Secoué par une vague d’incidents graves depuis cet été, le football français attend fébrilement la décision de mercredi, mais aussi de nouvelles mesures gouvernementales espérées mi-décembre pour répondre à l’indignation générale, encore accrue par l’affaire OL-OM.

Le 21 novembre, le capitaine marseillais Dimitri Payet avait reçu une bouteille d’eau en pleine tête alors qu’il s’apprêtait à tirer un corner devant le virage occupé par des ultras lyonnais, où aucun filet de protection n’était installé. Le match, interrompu à 0-0 après seulement quatre minutes de jeu, n’avait jamais repris, au terme d’un imbroglio mêlant arbitre, clubs et représentants de l’Etat.

L’auteur du jet de projectile, interpellé, a été condamné par la justice à six mois de prison avec sursis en comparution immédiate.

Dans cette atmosphère pesante, les membres de la commission de discipline de la Ligue de football professionnel (LFP) doivent s’extraire du contexte général et juger la responsabilité de l’Olympique lyonnais qui, tout en plaidant un “acte isolé”, risque gros.

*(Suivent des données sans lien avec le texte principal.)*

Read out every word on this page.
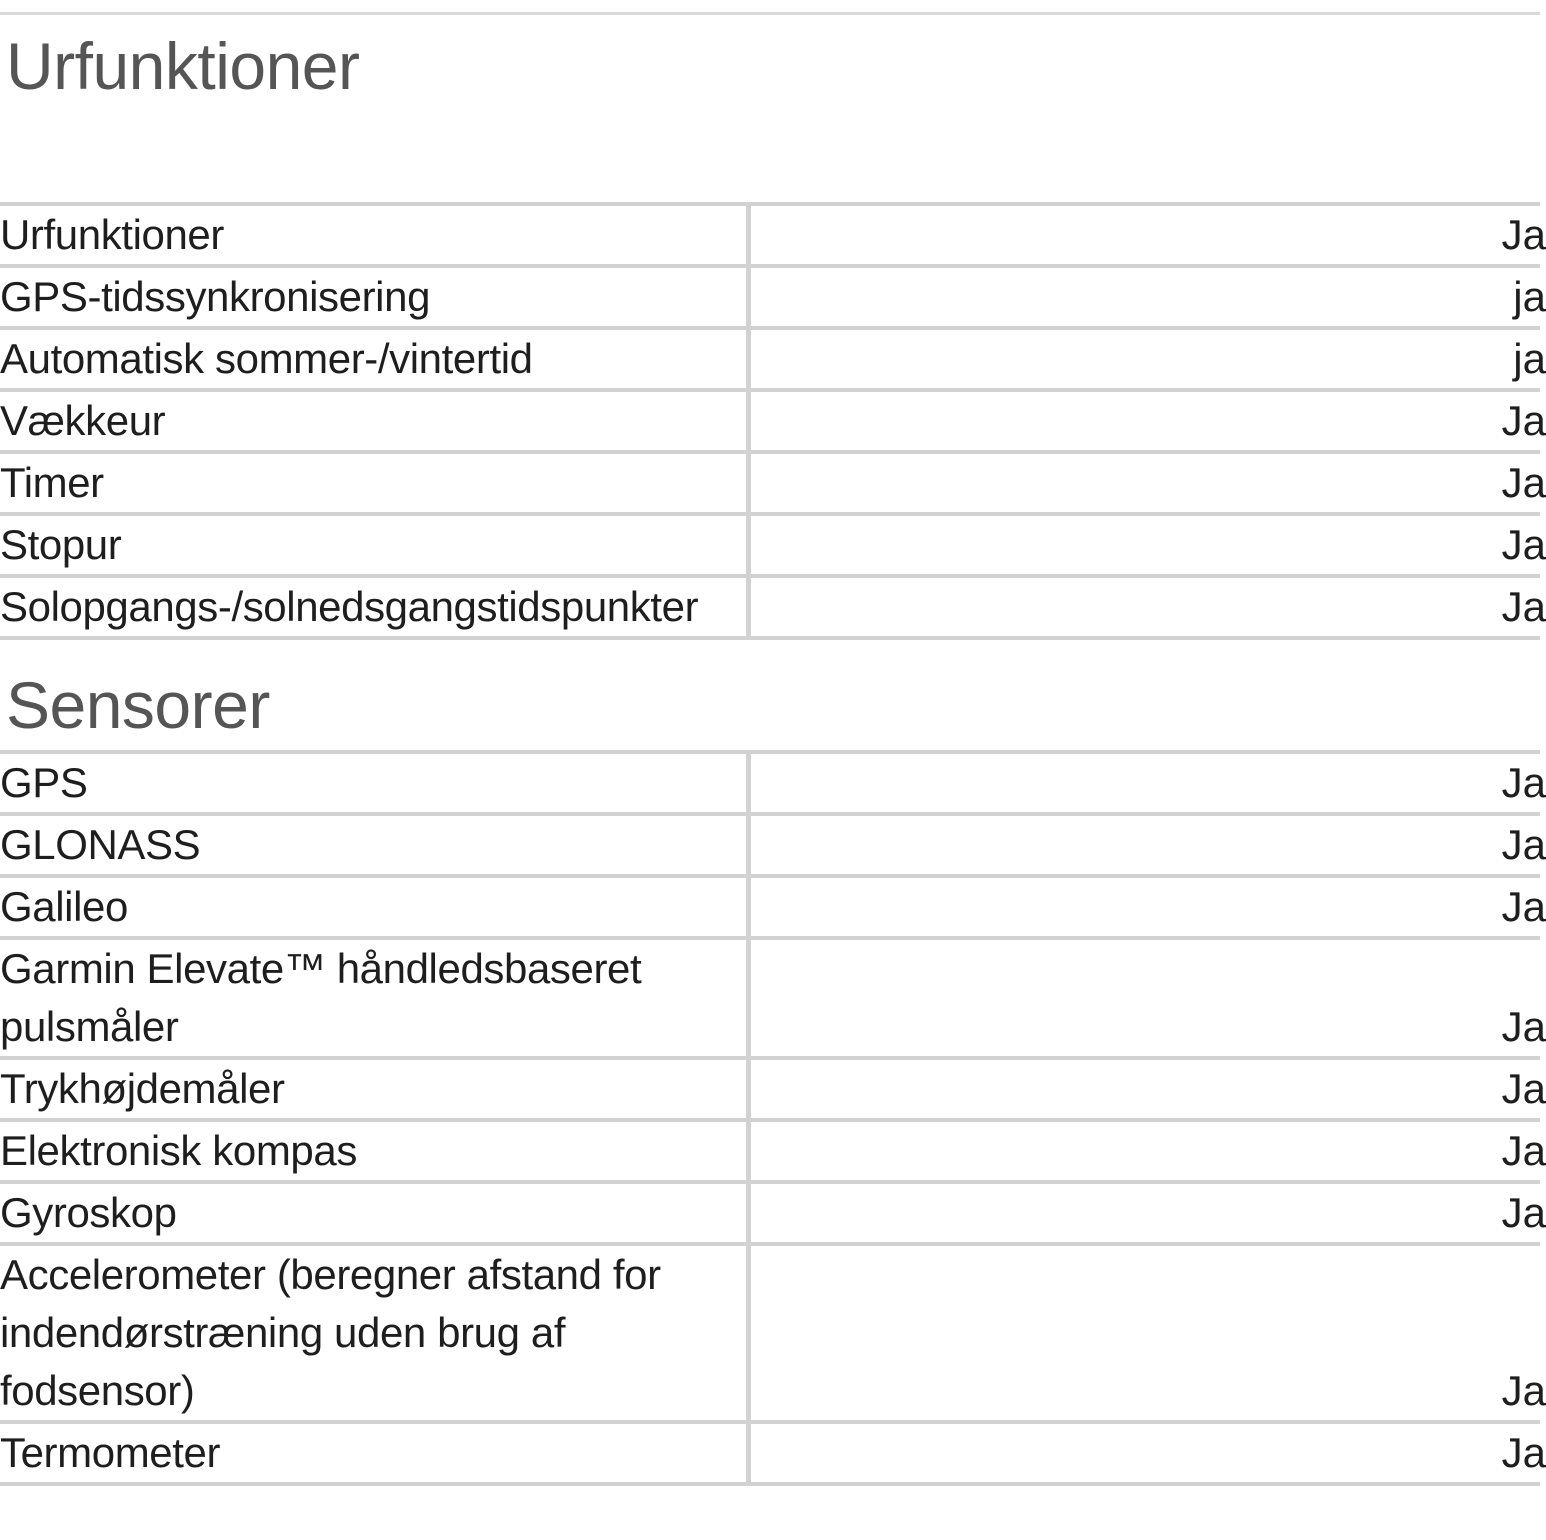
Urfunktioner
Urfunktioner	Ja
GPS-tidssynkronisering	ja
Automatisk sommer-/vintertid	ja
Vækkeur	Ja
Timer	Ja
Stopur	Ja
Solopgangs-/solnedsgangstidspunkter	Ja
Sensorer
GPS	Ja
GLONASS	Ja
Galileo	Ja
Garmin Elevate™ håndledsbaseret pulsmåler	Ja
Trykhøjdemåler	Ja
Elektronisk kompas	Ja
Gyroskop	Ja
Accelerometer (beregner afstand for indendørstræning uden brug af fodsensor)	Ja
Termometer	Ja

Il s’agit de répondre à plusieurs questions: le dispositif de sécurité mis en place par l’OL était-il suffisant pour protéger les joueurs, ou bien défaillant? Dans ce dernier cas, quelle sanction doit être prononcée? Le match doit-il être rejoué, à Lyon, à huis clos ou encore sur terrain neutre? Doit-il plutôt être considéré comme perdu sur tapis vert?

“Mauvaise foi”

Le barème de sanctions n’étant pas très précis, Lyon et Marseille partagent la même incertitude avant le jugement.

A partir de 16h30, les débats débuteront devant la commission, qui avait initialement prévu de se réunir plus tard, à 18h00. Ce sera sans Payet, qui a choisi de ne pas participer, ni physiquement, ni en visioconférence, et pour l’heure sans dirigeants marseillais, pas conviés par la commission pour venir faire entendre leur voix, a-t-on appris mardi soir de source ayant connaissance du dossier, confirmant une information de L’Equipe et de RMC.

Dans le camp lyonnais, la thèse de “l’acte individuel et isolé”, que “personne ne peut anticiper ou empêcher”, sera défendue.

“Il faut être d’une mauvaise foi évidente pour comparer les événements (avec ceux) de Nice-Marseille, Montpellier-Marseille ou Lens-Lille”, soit des rencontres marquées par “des envahissements de terrains” ou “des bagarres”, a déjà avancé le président Jean-Michel Aulas, dont le club occupe la 12e place de Ligue 1.

Huis clos à titre conservatoire

Le soir du match, ce dernier avait demandé en vain la reprise du jeu, sans convaincre l’arbitre principal Ruddy Buquet. “Je fais malheureusement partie du Comex (Comité exécutif de la FFF, NDLR) et ça ne va pas en rester là”, aurait lancé Aulas à l’arbitre, selon le rapport arbitral consulté par l’AFP, alors que le dirigeant lyonnais a évoqué des propos “sortis de leur contexte”.

La commission de discipline, réunie en urgence le 22 novembre, avait prononcé à titre conservatoire un huis clos total du stade de l’OL, une mesure appliquée la semaine dernière lors de la défaite 2-1 contre Reims.

La commission a déjà su se montrer sévère cette saison: il y a un mois, l’instance présidée par Sébastien Deneux avait infligé à l’OGC Nice un retrait de deux points dont un avec sursis, ainsi qu’un huis clos pour trois matches, en réaction aux débordements survenus le 22 août lors de Nice-OM (jet de bouteille sur Payet, déjà, envahissement du terrain par des supporters et bagarre générale).

La décision rendue mercredi interviendra cinq ans après un jet de pétards ayant visé le gardien lyonnais Anthony Lopes à Metz. Au terme de l’instruction, la rencontre avait été rejouée et le club mosellan sanctionné d’un retrait de deux points (plus un avec sursis), une sanction réduite en appel à trois points de retrait avec sursis.